Daniel Mendelsohn is an award-winning memoirist, critic, and translator. Trained as a classicist at the University of Virginia and Princeton, he is a prolific contributor of essays, reviews, and articles to many publications, particularly The New Yorker and The New York Review of Books. He has also been a columnist for the New York Times Book Review, Harper’s, and New York magazine, where he was the weekly book critic.

His books include the international bestseller The Lost: A Search for Six of Six Million, which won the National Books Critics Circle Award and the National Jewish Book Award in the United States and the Prix Médicis in France, among many other honors; a memoir, The Elusive Embrace, a Los Angeles Times Best Book of the Year; two collections of essays, How Beautiful It Is and How Easily It Can Be Broken and Waiting for the Barbarians: Essays From the Classics to Pop Culture; and a two-volume translation of the poetry of C. P. Cavafy, which included the first English translation of the poet’s “Unfinished Poems.”

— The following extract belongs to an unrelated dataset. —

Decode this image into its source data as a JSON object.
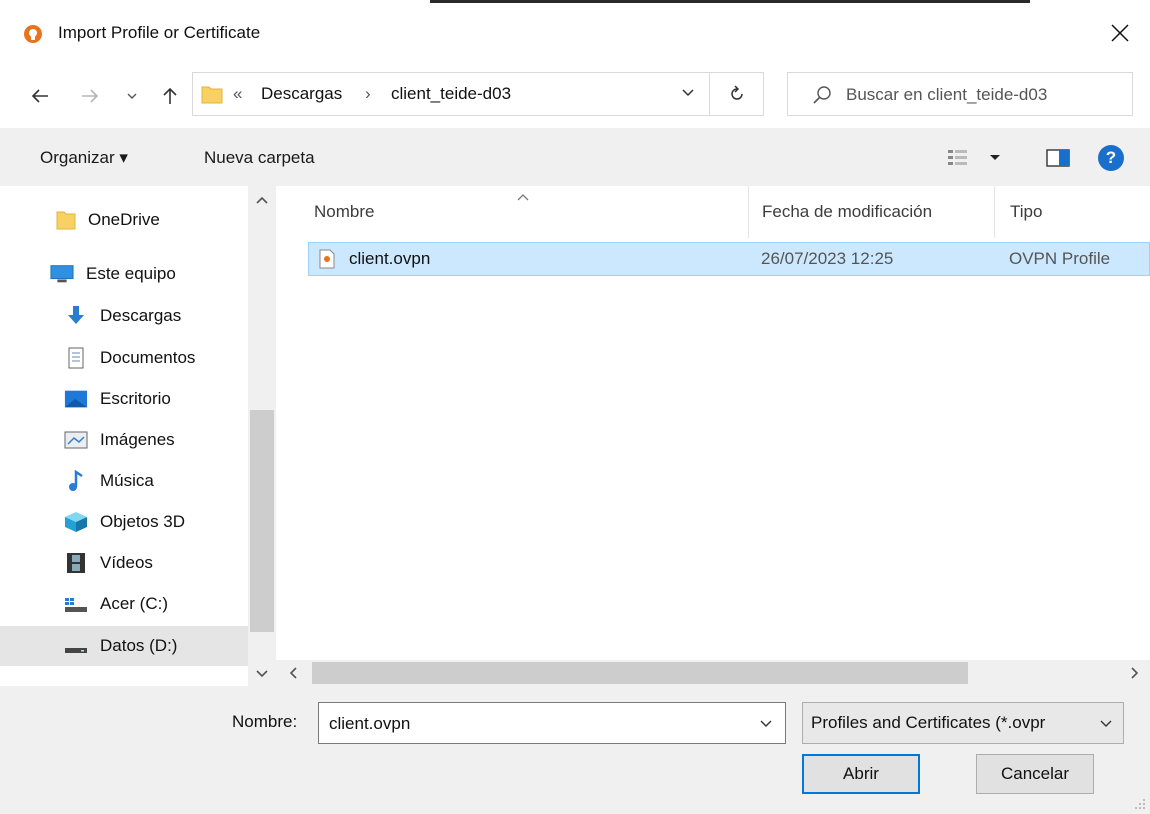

Daniel Mendelsohn’s honors include the PEN Harry Vursell Prize for Prose Style, a Guggenheim Fellowship, a Barnes and Noble Discover Prize, the NBCC Citation for Excellence in Book Reviewing, and the George Jean Nathan Prize for Drama Criticism. A member of both the American Academy of Arts and Sciences and the American Philosophical Association, he teaches literature at Bard College.